“Your work is going to fill a large part of your life, and the only way to be truly satisfied is to do what you believe is great work. And the only way to do great work is to love what you do. If you haven’t found it yet, keep looking. Don’t settle. As with all matters of the heart, you’ll know when you find it. And, like any great relationship, it just gets better and better as the years roll on. So keep looking until you find it. Don’t settle.”
— Steve Jobs
I like Steve Jobs. And I like to follow my heart. But, with due respect, I still think this oft quoted passage is problematic and needs a more balanced perspective—here are some of the reasons why:
1. Not everyone has the privilege of doing “what they believe is great work.” Millions of people in the world are doing jobs that may not have been their primary career choice—and that is putting it politely.

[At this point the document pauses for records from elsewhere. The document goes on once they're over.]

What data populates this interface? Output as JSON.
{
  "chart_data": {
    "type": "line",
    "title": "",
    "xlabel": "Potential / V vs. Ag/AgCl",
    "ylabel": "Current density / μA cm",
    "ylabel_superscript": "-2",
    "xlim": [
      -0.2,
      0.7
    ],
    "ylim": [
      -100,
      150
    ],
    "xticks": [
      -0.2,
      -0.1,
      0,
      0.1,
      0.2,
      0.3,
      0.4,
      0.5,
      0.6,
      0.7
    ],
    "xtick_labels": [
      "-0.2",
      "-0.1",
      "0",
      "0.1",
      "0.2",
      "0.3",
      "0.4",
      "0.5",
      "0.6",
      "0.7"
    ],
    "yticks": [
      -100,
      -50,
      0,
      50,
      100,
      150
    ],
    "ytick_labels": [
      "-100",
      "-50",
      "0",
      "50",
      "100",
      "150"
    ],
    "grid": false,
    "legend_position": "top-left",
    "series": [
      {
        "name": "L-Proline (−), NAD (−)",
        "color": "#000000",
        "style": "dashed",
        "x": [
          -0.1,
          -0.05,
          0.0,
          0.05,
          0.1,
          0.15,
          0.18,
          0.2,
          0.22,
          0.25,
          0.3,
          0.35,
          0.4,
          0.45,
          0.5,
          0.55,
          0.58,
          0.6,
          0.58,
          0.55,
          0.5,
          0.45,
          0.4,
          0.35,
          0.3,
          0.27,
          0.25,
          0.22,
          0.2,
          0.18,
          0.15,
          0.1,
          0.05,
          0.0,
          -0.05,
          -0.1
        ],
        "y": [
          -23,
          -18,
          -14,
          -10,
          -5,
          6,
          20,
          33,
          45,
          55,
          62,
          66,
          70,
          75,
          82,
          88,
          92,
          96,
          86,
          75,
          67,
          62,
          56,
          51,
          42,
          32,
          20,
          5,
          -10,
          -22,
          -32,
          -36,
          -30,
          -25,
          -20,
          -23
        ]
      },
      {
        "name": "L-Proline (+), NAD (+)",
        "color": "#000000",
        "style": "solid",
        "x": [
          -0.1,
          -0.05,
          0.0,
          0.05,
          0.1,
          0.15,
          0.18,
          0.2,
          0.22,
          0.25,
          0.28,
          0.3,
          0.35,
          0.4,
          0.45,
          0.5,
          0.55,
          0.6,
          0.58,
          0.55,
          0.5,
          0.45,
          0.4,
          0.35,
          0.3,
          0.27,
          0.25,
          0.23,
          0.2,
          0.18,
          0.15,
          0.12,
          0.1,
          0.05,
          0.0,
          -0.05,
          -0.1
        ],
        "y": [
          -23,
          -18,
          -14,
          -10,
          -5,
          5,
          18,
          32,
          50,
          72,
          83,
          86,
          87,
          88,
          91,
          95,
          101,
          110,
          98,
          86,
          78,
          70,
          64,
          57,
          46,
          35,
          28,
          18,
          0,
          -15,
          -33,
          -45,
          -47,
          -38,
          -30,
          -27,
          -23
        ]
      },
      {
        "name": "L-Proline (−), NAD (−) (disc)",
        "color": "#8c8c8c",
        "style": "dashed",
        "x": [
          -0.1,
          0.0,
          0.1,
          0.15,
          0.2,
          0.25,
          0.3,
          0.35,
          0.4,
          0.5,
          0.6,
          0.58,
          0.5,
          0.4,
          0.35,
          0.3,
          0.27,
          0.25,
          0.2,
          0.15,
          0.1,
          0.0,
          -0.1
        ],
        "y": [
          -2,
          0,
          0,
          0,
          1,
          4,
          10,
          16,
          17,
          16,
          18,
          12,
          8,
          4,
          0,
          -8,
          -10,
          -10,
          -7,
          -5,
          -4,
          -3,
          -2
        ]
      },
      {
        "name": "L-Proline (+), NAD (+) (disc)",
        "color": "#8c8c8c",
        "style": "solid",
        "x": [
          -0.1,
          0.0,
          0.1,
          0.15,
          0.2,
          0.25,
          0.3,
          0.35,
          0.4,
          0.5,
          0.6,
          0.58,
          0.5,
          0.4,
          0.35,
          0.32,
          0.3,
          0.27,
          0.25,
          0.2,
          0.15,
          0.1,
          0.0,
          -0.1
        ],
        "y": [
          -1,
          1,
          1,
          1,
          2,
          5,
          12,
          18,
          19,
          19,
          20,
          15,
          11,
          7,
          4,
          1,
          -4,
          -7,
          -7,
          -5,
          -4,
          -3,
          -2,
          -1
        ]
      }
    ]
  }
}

For example, they may be making the small parts that no one sees, the parts that run the machines that guys like Steve Jobs envisions. They are the tasks many of us would call drudgery, but many are simply glad and thankful to have the work at all, at a time when choices are limited. Perhaps they’ll make a change later, but should they be miserable until then because they don’t believe the work is “great work?” (Changing their belief is therefore the place to start, which brings me to #2.)
2. And about the claim that “the only way to be truly satisfied is to do what you believe is great work,” it seems to me that what you believe can be changed. You don’t have to marry your beliefs. Beliefs are just beliefs and they change with our maturity level and with our experiences and with 150 other reasons. Heck, they change from day to day—they sway like the palm trees in the wind and can be influenced by our ever-changing perspectives. Thank goodness; that means we’re growing! Thus, I would change “the only way to be truly satisfied is to do what you believe is great work” to “the only way to be truly satisfied is to find the greatness in what it is you do.”
3. Finally, toward the notion that, “like any great relationship, it just gets better and better as the years roll on,” I would like to serve up a reality check—what makes great relationships great, is when all parties understand that it’s not always fun and it doesn’t always “feel good.” All relationships have their ups and downs. And equally so with the work we do. It won’t always be the way you dreamed it would be, you won’t always feel like going, and you might one day feel like you don’t like your job anymore. It seems to me that the truly liberated and wise will take those days in stride and remember not to get caught up in those temporary feelings. And from a clear connection to the importance of what it is they are doing—because everything has its place and purpose, along with a good dose of gratitude, they will undoubtedly maintain a consistently cheerful attitude.
We might liken this cheerful person—who finds the beauty in what it is he does—to the Greek mythical character, Sisyphus, who continues to push his rock with a smile…without telling himself that the task is ridiculous and absurd.